Neben den Couchen blieben wir stehen und Lance übernahm die Vorstellung, indem er nacheinander auf die Personen deutete: »Das sind meine Eltern, die Greens und die Keys. James kennt ihr ja, soweit ich weiß. Und das sind Mat und Peter.«
Es wurden allgemeine Begrüßungen gemurmelt. Mrs. Payne stand auf, ging auf die beiden zu und hielt ihnen die Hand hin. »Hallo. Ihr könnt meinen Mann und mich ruhig Emery und Kasey nennen. Isaac hat gesagt, ihr musstet bis gerade arbeiten? Dann habt ihr sicher noch nichts gegessen. Kommt mal mit, es ist noch genug da.« An den Schultern führte sie die beiden in die Küche und drückte sie fast schon auf die Stühle.
Etwas überrumpelt und verlegen murmelten sie ein Danke, während ihnen reichlich Essen aufgetan wurde. Als sie etwas hilfesuchend zu Lance und mir sahen, lachten wir sie an. Okay, ja, wir lachten sie aus, denn sie schienen mit der fürsorglichen Kasey reichlich überfordert. Wann sie wohl zuletzt so behandelt worden waren? Kannten sie das überhaupt?

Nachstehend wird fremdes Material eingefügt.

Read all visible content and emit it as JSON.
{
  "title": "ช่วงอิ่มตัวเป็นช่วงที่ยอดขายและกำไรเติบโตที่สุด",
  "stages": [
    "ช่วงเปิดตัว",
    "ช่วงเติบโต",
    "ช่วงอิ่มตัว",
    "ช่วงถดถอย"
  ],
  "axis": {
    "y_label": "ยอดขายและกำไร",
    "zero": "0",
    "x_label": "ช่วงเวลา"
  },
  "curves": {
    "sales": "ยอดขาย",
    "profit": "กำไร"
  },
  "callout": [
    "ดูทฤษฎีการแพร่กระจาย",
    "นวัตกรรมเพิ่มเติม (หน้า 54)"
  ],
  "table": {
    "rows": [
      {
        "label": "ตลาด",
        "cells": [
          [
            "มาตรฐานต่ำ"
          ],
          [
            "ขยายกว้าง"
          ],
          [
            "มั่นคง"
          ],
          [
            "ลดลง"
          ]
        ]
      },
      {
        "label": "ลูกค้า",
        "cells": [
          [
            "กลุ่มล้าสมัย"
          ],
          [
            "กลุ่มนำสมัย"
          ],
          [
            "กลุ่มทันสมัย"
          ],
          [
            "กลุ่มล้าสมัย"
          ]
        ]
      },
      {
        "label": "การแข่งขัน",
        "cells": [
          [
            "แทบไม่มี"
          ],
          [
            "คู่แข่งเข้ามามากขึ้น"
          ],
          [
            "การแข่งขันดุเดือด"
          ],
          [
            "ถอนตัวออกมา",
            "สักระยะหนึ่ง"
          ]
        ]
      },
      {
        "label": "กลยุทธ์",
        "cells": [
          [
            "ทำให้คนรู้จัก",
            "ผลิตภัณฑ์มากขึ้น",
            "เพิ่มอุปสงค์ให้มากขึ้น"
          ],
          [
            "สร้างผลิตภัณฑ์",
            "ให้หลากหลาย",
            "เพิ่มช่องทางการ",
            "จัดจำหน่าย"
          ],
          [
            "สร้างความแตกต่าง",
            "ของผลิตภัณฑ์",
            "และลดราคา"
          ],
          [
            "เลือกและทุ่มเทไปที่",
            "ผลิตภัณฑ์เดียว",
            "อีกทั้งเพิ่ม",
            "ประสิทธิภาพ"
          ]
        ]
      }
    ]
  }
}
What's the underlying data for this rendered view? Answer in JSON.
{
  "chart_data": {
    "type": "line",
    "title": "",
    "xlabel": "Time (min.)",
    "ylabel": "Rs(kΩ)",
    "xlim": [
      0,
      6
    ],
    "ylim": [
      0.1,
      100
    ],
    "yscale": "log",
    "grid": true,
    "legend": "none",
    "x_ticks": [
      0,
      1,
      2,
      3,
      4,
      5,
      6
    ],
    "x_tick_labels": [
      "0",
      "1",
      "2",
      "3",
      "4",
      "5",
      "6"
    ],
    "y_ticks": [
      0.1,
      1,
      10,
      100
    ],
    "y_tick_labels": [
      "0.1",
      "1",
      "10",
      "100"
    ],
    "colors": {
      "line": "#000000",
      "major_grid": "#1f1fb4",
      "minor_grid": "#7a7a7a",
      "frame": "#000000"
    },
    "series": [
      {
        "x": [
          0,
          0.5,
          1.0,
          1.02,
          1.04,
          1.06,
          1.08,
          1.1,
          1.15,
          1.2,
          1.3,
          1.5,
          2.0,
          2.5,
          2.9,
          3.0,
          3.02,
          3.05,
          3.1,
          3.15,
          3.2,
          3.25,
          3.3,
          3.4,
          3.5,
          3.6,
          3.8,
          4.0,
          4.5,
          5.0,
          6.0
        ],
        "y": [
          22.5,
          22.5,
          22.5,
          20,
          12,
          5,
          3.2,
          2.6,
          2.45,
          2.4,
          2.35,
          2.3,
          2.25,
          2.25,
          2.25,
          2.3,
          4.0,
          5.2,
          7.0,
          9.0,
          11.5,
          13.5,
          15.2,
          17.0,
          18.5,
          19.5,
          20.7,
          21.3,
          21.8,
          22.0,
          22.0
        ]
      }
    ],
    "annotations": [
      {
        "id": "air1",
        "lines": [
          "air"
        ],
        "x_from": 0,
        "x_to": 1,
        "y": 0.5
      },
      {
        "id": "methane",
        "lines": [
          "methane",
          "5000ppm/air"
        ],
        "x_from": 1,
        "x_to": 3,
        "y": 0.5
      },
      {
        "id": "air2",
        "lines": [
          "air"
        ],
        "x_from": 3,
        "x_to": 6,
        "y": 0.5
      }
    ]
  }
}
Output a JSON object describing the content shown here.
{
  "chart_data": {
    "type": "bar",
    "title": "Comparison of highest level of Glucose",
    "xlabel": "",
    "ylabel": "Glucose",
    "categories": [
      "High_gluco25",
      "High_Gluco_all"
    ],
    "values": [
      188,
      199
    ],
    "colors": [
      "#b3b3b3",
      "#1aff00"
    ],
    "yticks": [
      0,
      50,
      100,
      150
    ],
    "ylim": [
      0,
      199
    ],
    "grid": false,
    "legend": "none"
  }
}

Als seine Mutter ihnen auch noch direkt Nachtisch aufschwatzen wollte, obwohl Peter und Zombie noch nicht einmal mit Essen angefangen hatten, schritt Lance dann doch ein: »Mum, sie sind alt genug, sie können sagen, wenn sie noch etwas haben wollen und sich auch selber nehmen, jetzt lass sie doch erstmal essen.«
Sie sah es ein und ging zurück ins Wohnzimmer. Auch Lance und ich folgten ihr, nachdem wir Zombie und Peter gesagt hatten, dass sie sich ruhig etwas nachnehmen konnten, wenn sie wollten, und ansonsten einfach rufen oder sich bemerkbar machen sollten.